What are the problems in the Indian credit market that require solving? 

There are three problems in the Indian credit market that require solving: Banking regulation, bond market, and bankruptcy process. 

  • Firstly, the weaknesses of banking regulation. In India, banks have provided loans, had defaults, and then gone bankrupt after the defaults were paid. The NPA scare should not be fuelled by bank fragility; rather, it should serve as a catalyst for improvements in banking regulation that would fix the problem. 
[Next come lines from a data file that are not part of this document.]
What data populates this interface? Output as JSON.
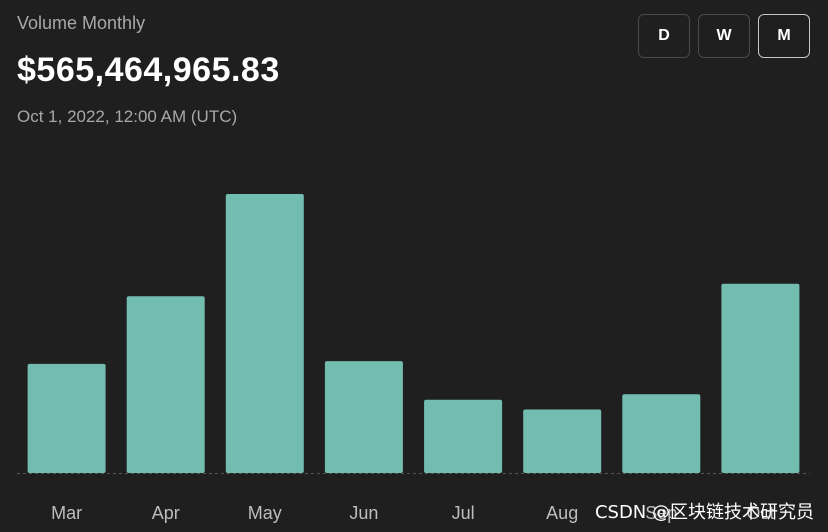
{
  "header": {
    "subtitle": "Volume Monthly",
    "amount": "$565,464,965.83",
    "date": "Oct 1, 2022, 12:00 AM (UTC)"
  },
  "period_toggle": {
    "day": "D",
    "week": "W",
    "month": "M",
    "selected": "M"
  },
  "colors": {
    "bar": "#72bdb0",
    "background": "#1f1f1f",
    "axis_label": "#bdbdbd",
    "baseline": "#555555"
  },
  "watermark": "CSDN @区块链技术研究员",
  "chart_data": {
    "type": "bar",
    "categories": [
      "Mar",
      "Apr",
      "May",
      "Jun",
      "Jul",
      "Aug",
      "Sep",
      "Oct"
    ],
    "values": [
      395,
      640,
      1010,
      405,
      265,
      230,
      285,
      685
    ],
    "ylim": [
      0,
      1050
    ],
    "grid": false
  }
}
  • Secondly, non-implementation of market-based accounting. The job of banking regulation is to force market-based accounting upon lenders, this has not been implemented. Banks have overvalued their portfolios and regulators have supported this. Regulators must force banks to assess the market value of loans and mark their portfolios to market every quarter.  
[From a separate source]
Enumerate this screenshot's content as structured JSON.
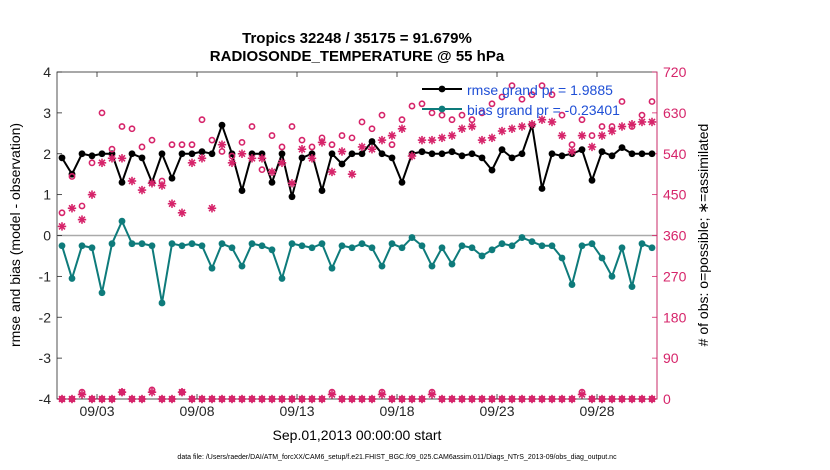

  • Thirdly, the problem is the bond market. Banks have short-dated deposits and are structurally unable to do long-term lending. There are structural failures in financial regulation which have held back the emergence of the bond market.  
  • The losses should not add to the NPA Fear; instead, they should prompt the necessary bond market changes. This is a work programme that was started in the 2015 Finance Bill but was cancelled. 
  • Fourthly, the bankruptcy code is about reducing the losses suffered by lenders when default takes place. The bankruptcy process must begin, with the committee of creditors taking over and finding a value-maximizing agreement for lenders. The bankruptcy code should make it more difficult for promoters to hide their theft, resulting in retaliatory actions. 
The way forward 
  • Regulators and agencies need to instil less fear in lenders, so that they are able to restructure debts when faced with early signs of distress. A small loss in restructuring is generally better than a large loss in bankruptcy.  
  • The Indian bankruptcy reform has been in play since 2016, but the elements described here have not fallen into place through the combination of regulators, courts, departments, and agencies. 

 The problems of the bankruptcy process should not fuel the NPA Scare; they should generate the energy to come back into the bankruptcy reform with fresh energy and intellectual capacity.